Em que consiste a superintendência e a tutela?

A superintendência configura uma modalidade de relação jurídico-administrativa estabelecida entre duas entidades administrativas, em que uma delas, o Estado ou outra pessoa coletiva, possui o poder conferido pela lei de definir objetivos e orientar a atuação de outras pessoas coletivas públicas colocadas por lei sob sua dependência. Nessa relação, as entidades encontram-se em polos opostos: a entidade subordinante possui uma posição jurídica ativa, expressa no poder de emitir orientações e diretivas e de solicitar informações sobre a atuação da entidade subordinada. Esta última, por sua vez, possui uma posição jurídica passiva, estando sujeita às orientações e diretivas, devendo agir de acordo com elas e fornecer as informações solicitadas.

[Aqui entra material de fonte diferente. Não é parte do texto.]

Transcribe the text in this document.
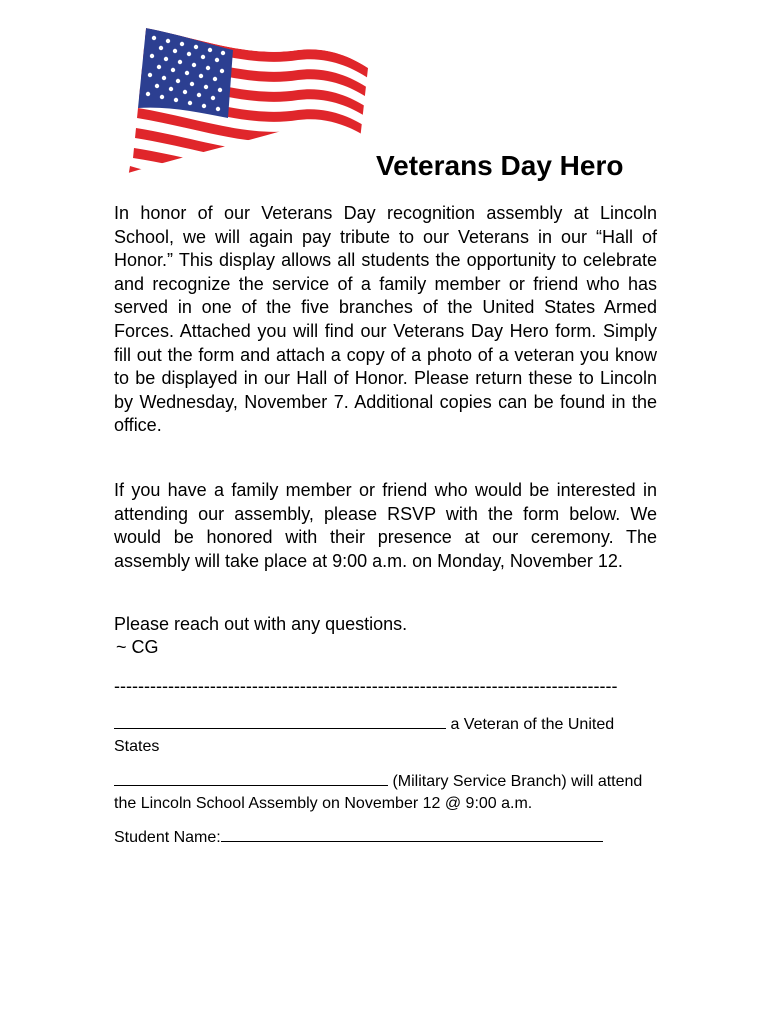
Veterans Day Hero

In honor of our Veterans Day recognition assembly at Lincoln School, we will again pay tribute to our Veterans in our “Hall of Honor.” This display allows all students the opportunity to celebrate and recognize the service of a family member or friend who has served in one of the five branches of the United States Armed Forces. Attached you will find our Veterans Day Hero form. Simply fill out the form and attach a copy of a photo of a veteran you know to be displayed in our Hall of Honor. Please return these to Lincoln by Wednesday, November 7. Additional copies can be found in the office.

If you have a family member or friend who would be interested in attending our assembly, please RSVP with the form below. We would be honored with their presence at our ceremony. The assembly will take place at 9:00 a.m. on Monday, November 12.

Please reach out with any questions.

~ CG
------------------------------------------------------------------------------------

a Veteran of the United States

(Military Service Branch) will attend the Lincoln School Assembly on November 12 @ 9:00 a.m.

Student Name:
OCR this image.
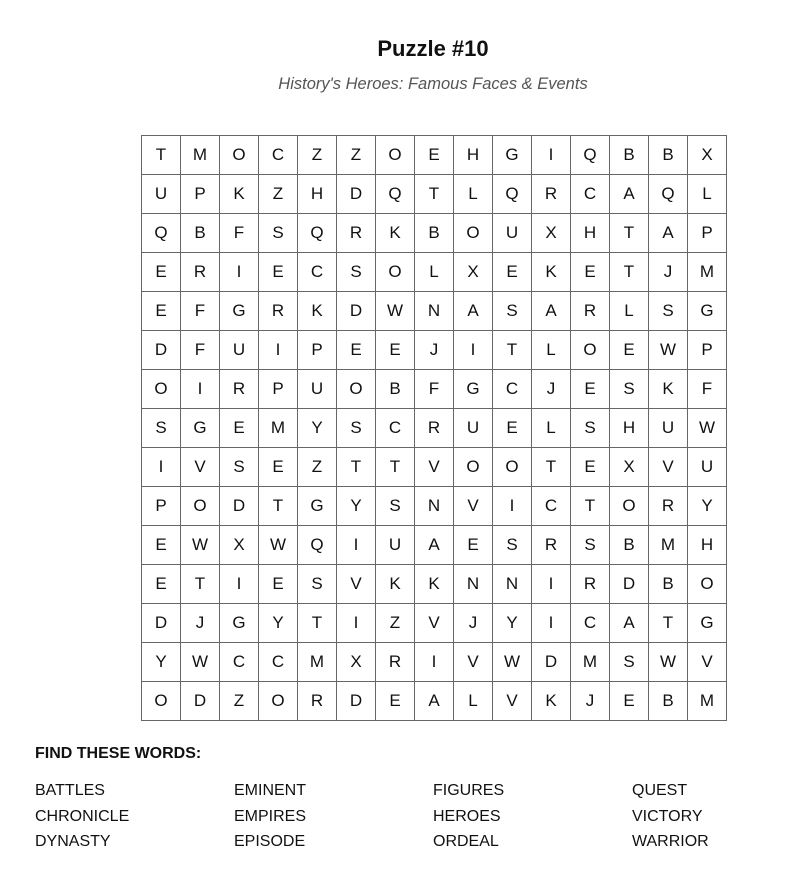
Puzzle #10
History's Heroes: Famous Faces & Events
T	M	O	C	Z	Z	O	E	H	G	I	Q	B	B	X
U	P	K	Z	H	D	Q	T	L	Q	R	C	A	Q	L
Q	B	F	S	Q	R	K	B	O	U	X	H	T	A	P
E	R	I	E	C	S	O	L	X	E	K	E	T	J	M
E	F	G	R	K	D	W	N	A	S	A	R	L	S	G
D	F	U	I	P	E	E	J	I	T	L	O	E	W	P
O	I	R	P	U	O	B	F	G	C	J	E	S	K	F
S	G	E	M	Y	S	C	R	U	E	L	S	H	U	W
I	V	S	E	Z	T	T	V	O	O	T	E	X	V	U
P	O	D	T	G	Y	S	N	V	I	C	T	O	R	Y
E	W	X	W	Q	I	U	A	E	S	R	S	B	M	H
E	T	I	E	S	V	K	K	N	N	I	R	D	B	O
D	J	G	Y	T	I	Z	V	J	Y	I	C	A	T	G
Y	W	C	C	M	X	R	I	V	W	D	M	S	W	V
O	D	Z	O	R	D	E	A	L	V	K	J	E	B	M
FIND THESE WORDS:
BATTLES
CHRONICLE
DYNASTY
EMINENT
EMPIRES
EPISODE
FIGURES
HEROES
ORDEAL
QUEST
VICTORY
WARRIOR
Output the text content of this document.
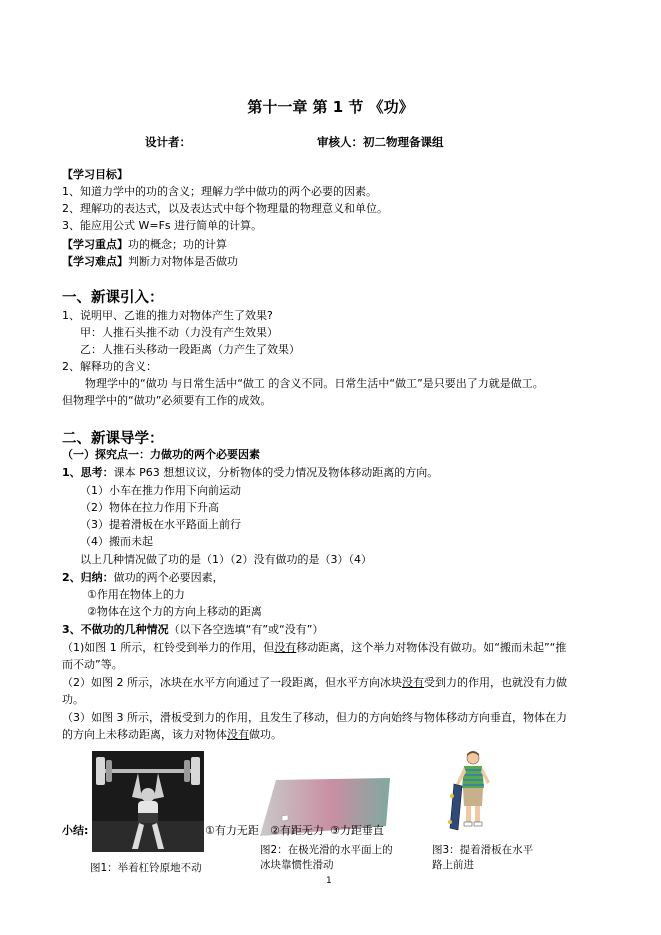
第十一章 第 1 节 《功》
设计者：	审核人：初二物理备课组
【学习目标】
1、知道力学中的功的含义；理解力学中做功的两个必要的因素。
2、理解功的表达式，以及表达式中每个物理量的物理意义和单位。
3、能应用公式 W=Fs 进行简单的计算。
【学习重点】功的概念；功的计算
【学习难点】判断力对物体是否做功
一、新课引入：
1、说明甲、乙谁的推力对物体产生了效果?
甲：人推石头推不动（力没有产生效果）
乙：人推石头移动一段距离（力产生了效果）
2、解释功的含义：
物理学中的“做功 与日常生活中“做工 的含义不同。日常生活中“做工”是只要出了力就是做工。
但物理学中的“做功”必须要有工作的成效。
二、新课导学：
（一）探究点一：力做功的两个必要因素
1、思考：课本 P63 想想议议，分析物体的受力情况及物体移动距离的方向。
（1）小车在推力作用下向前运动
（2）物体在拉力作用下升高
（3）提着滑板在水平路面上前行
（4）搬而未起
以上几种情况做了功的是（1）（2）没有做功的是（3）（4）
2、归纳：做功的两个必要因素，
①作用在物体上的力
②物体在这个力的方向上移动的距离
3、不做功的几种情况（以下各空选填“有”或“没有”）
（1)如图 1 所示，杠铃受到举力的作用，但没有移动距离，这个举力对物体没有做功。如“搬而未起”“推
而不动”等。
（2）如图 2 所示，冰块在水平方向通过了一段距离，但水平方向冰块没有受到力的作用，也就没有力做
功。
（3）如图 3 所示，滑板受到力的作用，且发生了移动，但力的方向始终与物体移动方向垂直，物体在力
的方向上未移动距离，该力对物体没有做功。
小结:	①有力无距 ②有距无力 ③力距垂直
图1：举着杠铃原地不动
图2：在极光滑的水平面上的冰块靠惯性滑动
图3：提着滑板在水平路上前进
1
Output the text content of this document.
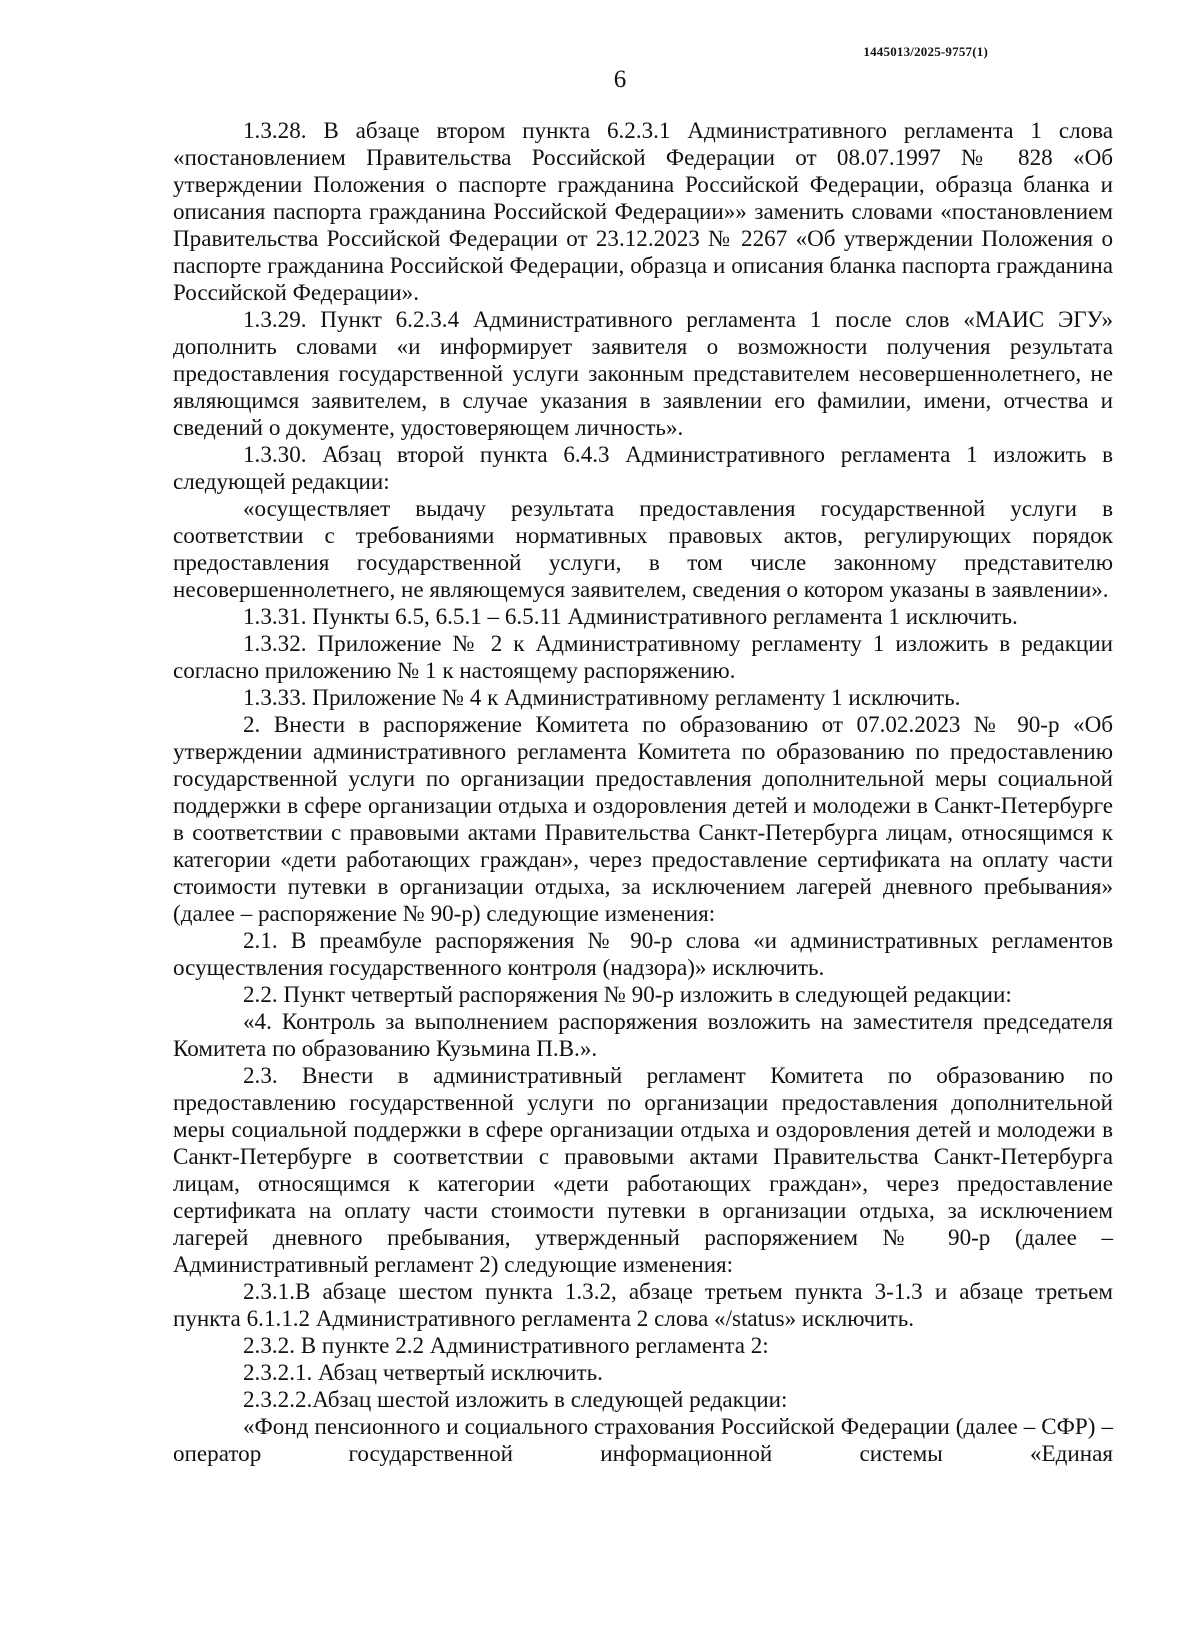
1445013/2025-9757(1)
6

1.3.28. В абзаце втором пункта 6.2.3.1 Административного регламента 1 слова «постановлением Правительства Российской Федерации от 08.07.1997 № 828 «Об утверждении Положения о паспорте гражданина Российской Федерации, образца бланка и описания паспорта гражданина Российской Федерации»» заменить словами «постановлением Правительства Российской Федерации от 23.12.2023 № 2267 «Об утверждении Положения о паспорте гражданина Российской Федерации, образца и описания бланка паспорта гражданина Российской Федерации».

1.3.29. Пункт 6.2.3.4 Административного регламента 1 после слов «МАИС ЭГУ» дополнить словами «и информирует заявителя о возможности получения результата предоставления государственной услуги законным представителем несовершеннолетнего, не являющимся заявителем, в случае указания в заявлении его фамилии, имени, отчества и сведений о документе, удостоверяющем личность».

1.3.30. Абзац второй пункта 6.4.3 Административного регламента 1 изложить в следующей редакции:

«осуществляет выдачу результата предоставления государственной услуги в соответствии с требованиями нормативных правовых актов, регулирующих порядок предоставления государственной услуги, в том числе законному представителю несовершеннолетнего, не являющемуся заявителем, сведения о котором указаны в заявлении».

1.3.31. Пункты 6.5, 6.5.1 – 6.5.11 Административного регламента 1 исключить.

1.3.32. Приложение № 2 к Административному регламенту 1 изложить в редакции согласно приложению № 1 к настоящему распоряжению.

1.3.33. Приложение № 4 к Административному регламенту 1 исключить.

2. Внести в распоряжение Комитета по образованию от 07.02.2023 № 90-р «Об утверждении административного регламента Комитета по образованию по предоставлению государственной услуги по организации предоставления дополнительной меры социальной поддержки в сфере организации отдыха и оздоровления детей и молодежи в Санкт-Петербурге в соответствии с правовыми актами Правительства Санкт-Петербурга лицам, относящимся к категории «дети работающих граждан», через предоставление сертификата на оплату части стоимости путевки в организации отдыха, за исключением лагерей дневного пребывания» (далее – распоряжение № 90-р) следующие изменения:

2.1. В преамбуле распоряжения № 90-р слова «и административных регламентов осуществления государственного контроля (надзора)» исключить.

2.2. Пункт четвертый распоряжения № 90-р изложить в следующей редакции:

«4. Контроль за выполнением распоряжения возложить на заместителя председателя Комитета по образованию Кузьмина П.В.».

2.3. Внести в административный регламент Комитета по образованию по предоставлению государственной услуги по организации предоставления дополнительной меры социальной поддержки в сфере организации отдыха и оздоровления детей и молодежи в Санкт-Петербурге в соответствии с правовыми актами Правительства Санкт-Петербурга лицам, относящимся к категории «дети работающих граждан», через предоставление сертификата на оплату части стоимости путевки в организации отдыха, за исключением лагерей дневного пребывания, утвержденный распоряжением № 90-р (далее – Административный регламент 2) следующие изменения:

2.3.1.В абзаце шестом пункта 1.3.2, абзаце третьем пункта 3-1.3 и абзаце третьем пункта 6.1.1.2 Административного регламента 2 слова «/status» исключить.

2.3.2. В пункте 2.2 Административного регламента 2:

2.3.2.1. Абзац четвертый исключить.

2.3.2.2.Абзац шестой изложить в следующей редакции:

«Фонд пенсионного и социального страхования Российской Федерации (далее – СФР) – оператор государственной информационной системы «Единая
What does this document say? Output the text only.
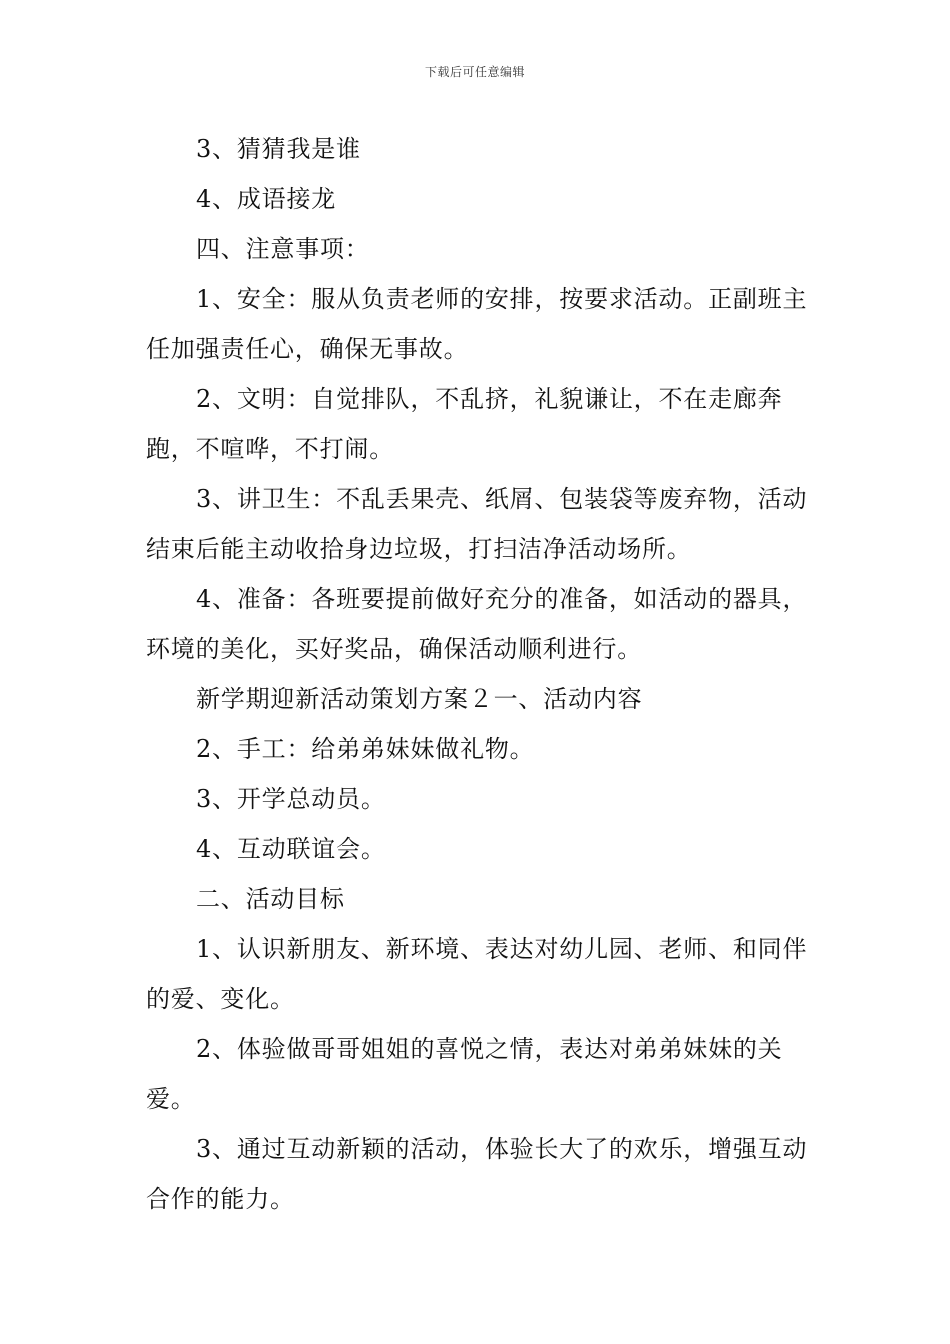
下载后可任意编辑

3、猜猜我是谁

4、成语接龙

四、注意事项：

1、安全：服从负责老师的安排，按要求活动。正副班主任加强责任心，确保无事故。

2、文明：自觉排队，不乱挤，礼貌谦让，不在走廊奔跑，不喧哗，不打闹。

3、讲卫生：不乱丢果壳、纸屑、包装袋等废弃物，活动结束后能主动收拾身边垃圾，打扫洁净活动场所。

4、准备：各班要提前做好充分的准备，如活动的器具，环境的美化，买好奖品，确保活动顺利进行。

新学期迎新活动策划方案２一、活动内容

2、手工：给弟弟妹妹做礼物。

3、开学总动员。

4、互动联谊会。

二、活动目标

1、认识新朋友、新环境、表达对幼儿园、老师、和同伴的爱、变化。

2、体验做哥哥姐姐的喜悦之情，表达对弟弟妹妹的关爱。

3、通过互动新颖的活动，体验长大了的欢乐，增强互动合作的能力。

Já a tutela refere-se aos poderes exercidos pela entidade superior sobre a administrativamente dependente. Incluem o controle da legalidade, que verifica se a atuação do tutelado se encontra em conformidade com padrões normativos aplicáveis, e o controle de mérito, oportunidade e conveniência, que avalia a atuação com base em critérios de eficiência, racionalidade e adequada gestão dos negócios públicos.

A administração indireta, como prevê o artigo, está sujeita tanto aos poderes de superintendência quanto aos poderes de tutela, que regulam a forma, a legalidade e a eficiência de sua atuação, garantindo que as entidades subordinadas executem suas funções conforme os objetivos e critérios definidos pelo Governo.